Piero Sadun, pittore ebreo toscano, nasce a Siena nel 1919.
Il padre Giacomo, è un rappresentante di commercio nel settore alimentare, iscritto al P.N.F a partire dal 1932, volontario nel primo conflitto mondiale, insignito della Croce al merito di guerra.
A metà degli anni ’20, la famiglia Sadun, acquista una proprietà nella campagna alle porte di Siena, lungo la strada di Vignano dove verrà costruita la casa detta “il Vallone”, poco distante dalla villa di famiglia di Cesare Brandi.
Piero si trasferirà stabilmente a Roma dopo la guerra, nel 1945, ma Siena resterà la città della sua vocazione artistica e delle intense amicizie che lo accompagneranno per tutta la vita e ne alimenteranno la formazione, come quella con Mario Verdone.
Nell’estate del 1938, con il promulgamento delle leggi razziali gli studenti ebrei vengono espulsi dalle scuole di ogni ordine e grado; Piero Sadun, iscritto all’ultimo anno di liceo è obbligato a finire l’anno preparandosi privatamente all’esame di maturità.
Nell’impossibilità di proseguire gli studi artistici in ambito accademico, trascorre un periodo di formazione a Firenze: viene inizialmente accolto nello studio di Conti ma presto interromperà il rapporto con l’artista, che lo allontana in quanto ebreo. Continuerà poi il suo apprendistato con il pittore Memo Vagaggini, tuttavia a causa delle leggi razziali è interdetto dalle attività pubbliche ed escluso dalle mostre promosse a Siena.
A partire dal 1939 Sadun con la sua famiglia entra in contatto con Mario Bracci, docente di diritto amministrativo e unico professore dell’università di Siena a non essere iscritto al partito Nazionale Fascista;
Con Sadun, Bracci istaura un rapporto di “committente” e decide di sostenere la sua produzione artistica in piena campagna razziale, tanto da affidargli la decorazione ad affresco di alcune sale della fattoria di Pontignano, prima occasione per l’artista senese di misurarsi con il tema dell’affresco.
A partire dal 1940, e fino alla fine della guerra, tutte le opere di Sadun saranno firmate con lo pseudonimo T. Duna.
Piero è a Siena quando dopo l’8 settembre del 1943 per gli ebrei italiani si compie il passaggio “dal periodo della persecuzione dei diritti a quello della persecuzione delle vite” e per lui e i componenti della sua famiglia comincia il drammatico inverno del 1943-44 che sconvolgerà le loro esistenza.
A Pontignano rimane fino al ‘43 quando anche a Siena avviene il rastrellamento e la deportazione degli ebrei ad opera dei fascisti repubblichini, coadiuvati dai tedeschi.
La famiglia è già divisa dalla fine del mese di ottobre, supportata dall’aiuto di don Luigi Rosadini, parroco della curia di Vignano.
I mesi che seguono la sua fuga da Siena, trascorsi perlopiù nascosto a Castiglion Fiorentino, sono caratterizzati da angoscia e forzata solitudine.
Una intensa corrispondenza con Cesare Brandi ci restituisce alcuni frammenti di quei mesi di clandestinità prima che Piero prenda parte attivamente all’esperienza partigiana.
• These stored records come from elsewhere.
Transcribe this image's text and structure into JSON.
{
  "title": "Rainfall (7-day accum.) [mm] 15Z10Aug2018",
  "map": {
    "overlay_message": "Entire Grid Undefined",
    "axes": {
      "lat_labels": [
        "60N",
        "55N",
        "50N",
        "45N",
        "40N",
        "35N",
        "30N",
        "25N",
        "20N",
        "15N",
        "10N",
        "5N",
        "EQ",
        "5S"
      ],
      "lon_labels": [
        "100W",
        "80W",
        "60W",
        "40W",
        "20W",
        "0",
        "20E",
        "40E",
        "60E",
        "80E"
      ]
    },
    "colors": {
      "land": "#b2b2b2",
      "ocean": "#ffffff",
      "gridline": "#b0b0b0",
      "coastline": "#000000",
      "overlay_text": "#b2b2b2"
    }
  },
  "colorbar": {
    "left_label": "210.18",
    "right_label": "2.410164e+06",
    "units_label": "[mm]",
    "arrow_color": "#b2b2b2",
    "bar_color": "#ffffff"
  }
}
Dopo l’8 settembre, infatti, Sadun matura la scelta di unirsi ai partigiani e, a partire dal 1 marzo 1944, viene inquadrato nel 2 Battaglione ”Favalto” della XXIII Brigata Pio Borri.
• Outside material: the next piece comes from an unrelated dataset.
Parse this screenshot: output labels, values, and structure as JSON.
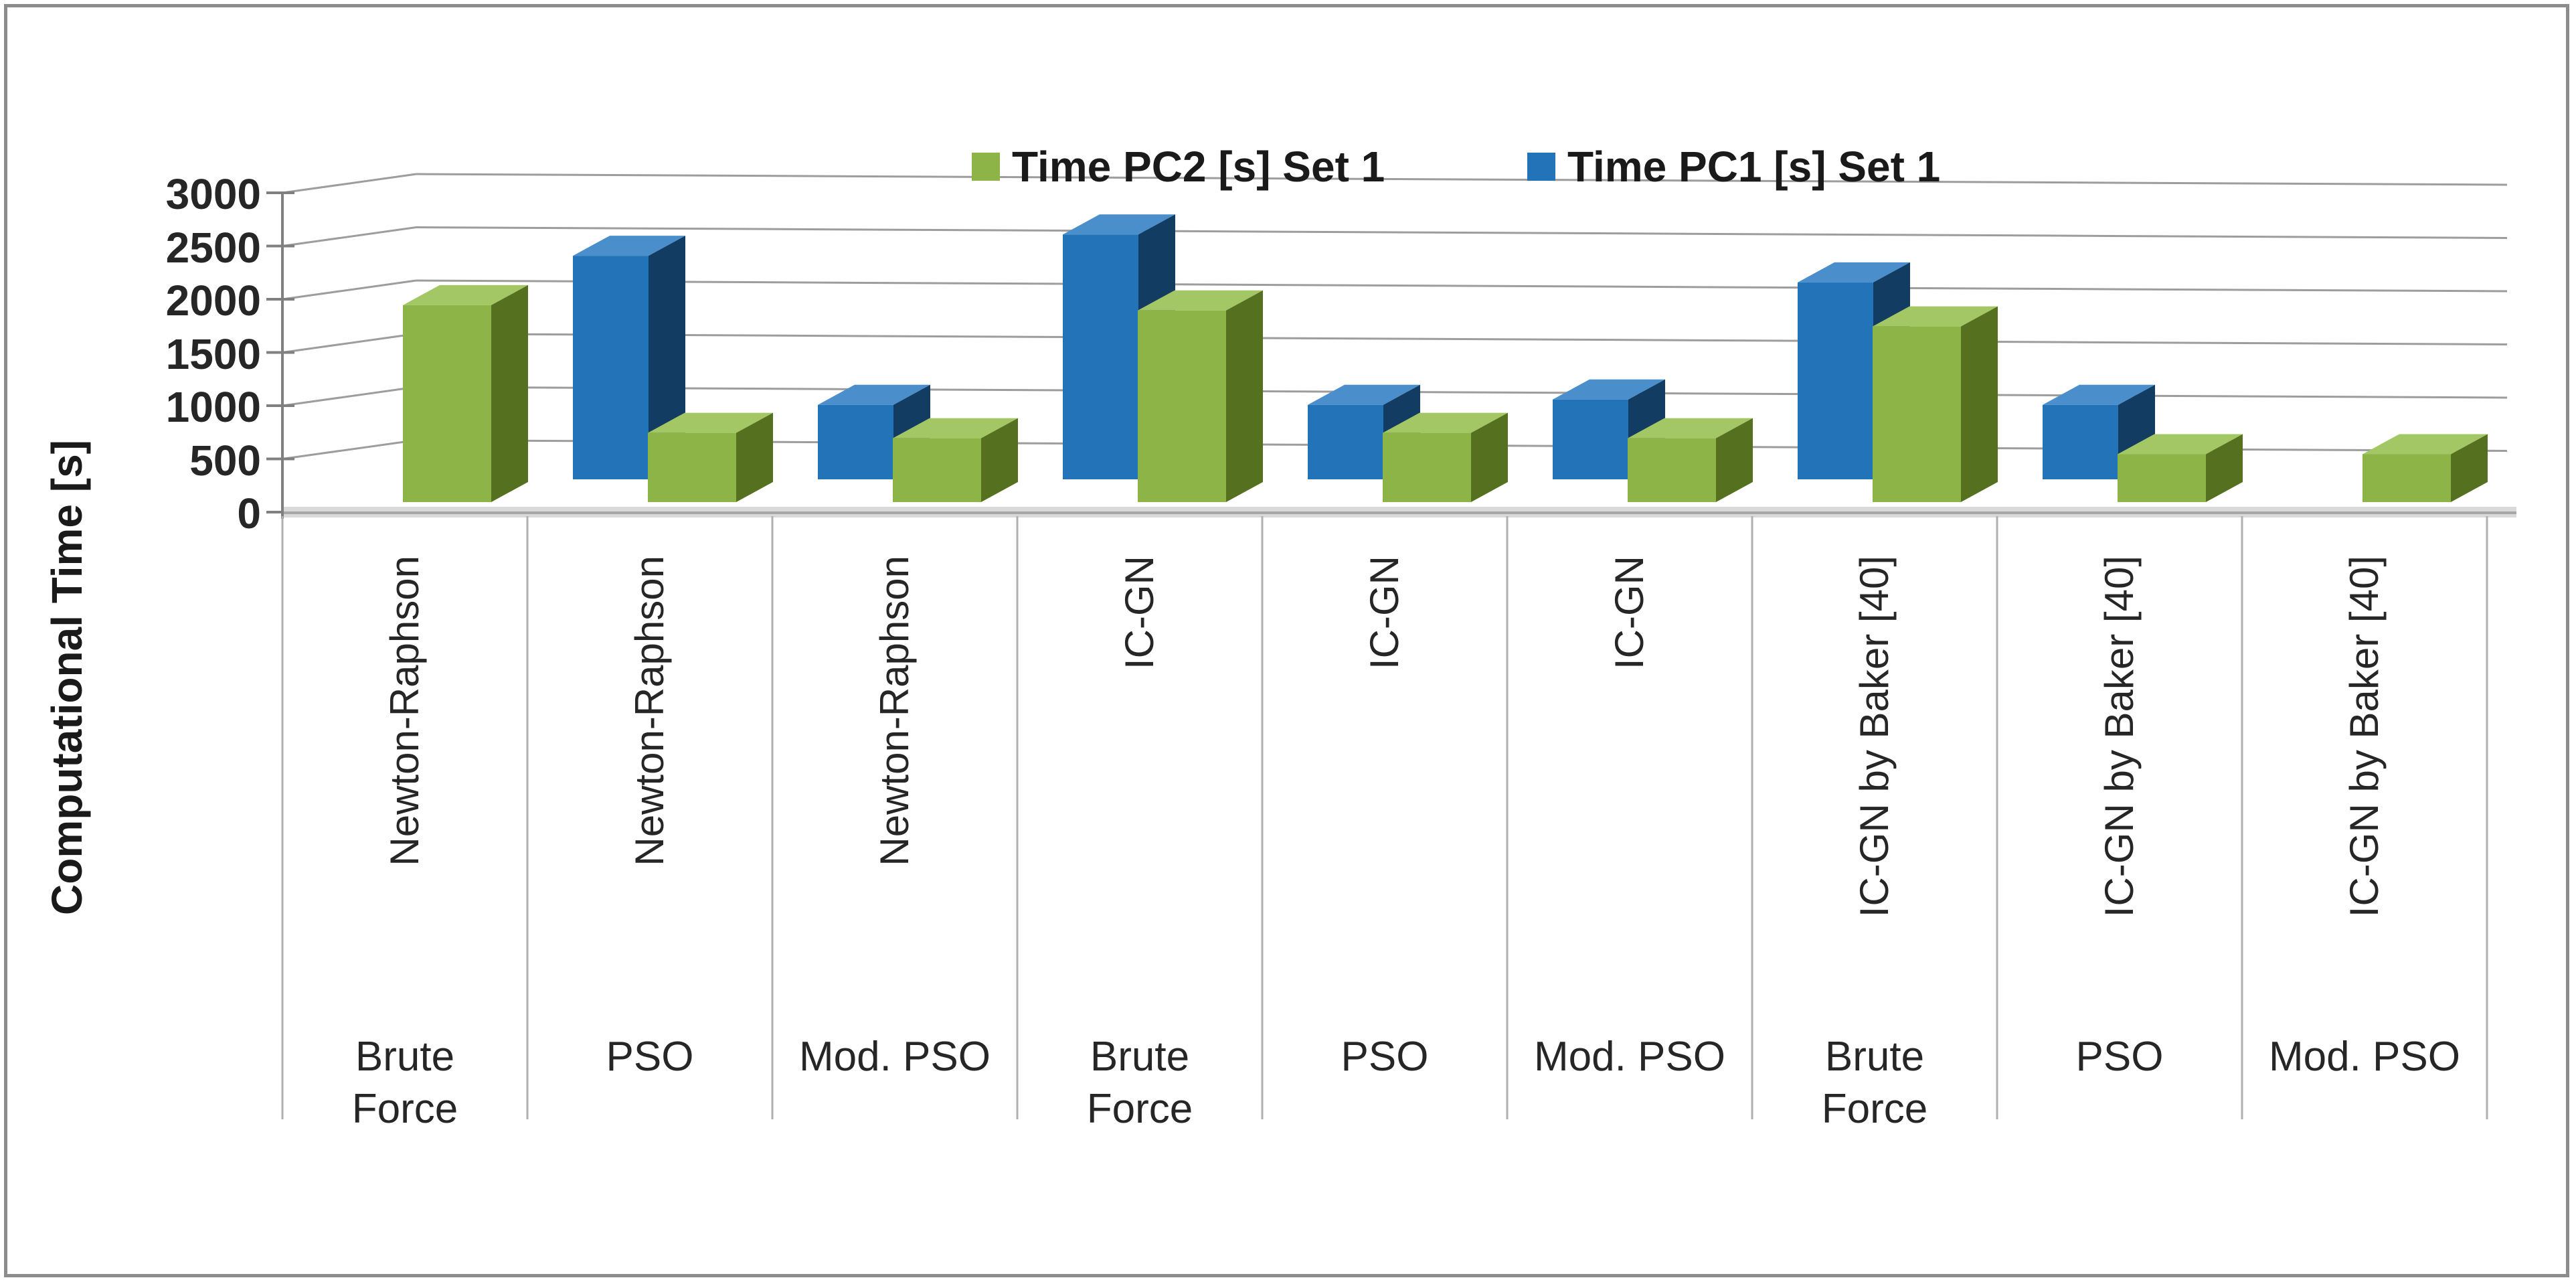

A partire dai primi di marzo del 1944 Piero è a Marzana, sull’alta val Tiberina, in un ospedale che cura i partigiani feriti, riconvertito poi in campo di concentramento dei prigionieri tedeschi e fascisti catturati nelle operazioni di guerra.
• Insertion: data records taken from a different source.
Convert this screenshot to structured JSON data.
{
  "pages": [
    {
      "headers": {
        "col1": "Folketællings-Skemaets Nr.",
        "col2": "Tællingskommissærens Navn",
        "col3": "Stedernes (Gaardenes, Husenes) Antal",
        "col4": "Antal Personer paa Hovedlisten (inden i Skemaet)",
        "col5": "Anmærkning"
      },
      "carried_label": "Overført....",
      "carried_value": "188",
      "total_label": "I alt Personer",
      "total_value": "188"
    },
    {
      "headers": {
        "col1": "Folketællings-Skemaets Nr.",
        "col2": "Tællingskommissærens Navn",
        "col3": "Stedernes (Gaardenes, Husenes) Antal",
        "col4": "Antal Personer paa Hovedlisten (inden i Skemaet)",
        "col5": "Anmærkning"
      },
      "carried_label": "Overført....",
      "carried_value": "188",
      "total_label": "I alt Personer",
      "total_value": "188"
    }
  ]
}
Sadun ha la responsabilità del campo assieme al Dott. Gottschalk, medico ebreo e sua moglie Irene Rocca segretaria e infermiera.

I tre mesi che Piero trascorre in montagna fino alla liberazione nel luglio del ‘44 lo vedono testimone di morte e destini atroci, tuttavia, continua a difendere, anche nel trattamento riservato ai prigionieri tedeschi e fascisti, la dignità e il rispetto dovuti a ogni essere umano.

Gli eventi drammatici che coinvolgono la sua famiglia e lui stesso in quanto ebrei segnano una svolta nella sua produzione pittorica, che si lega indissolubilmente alle vicende esistenziali.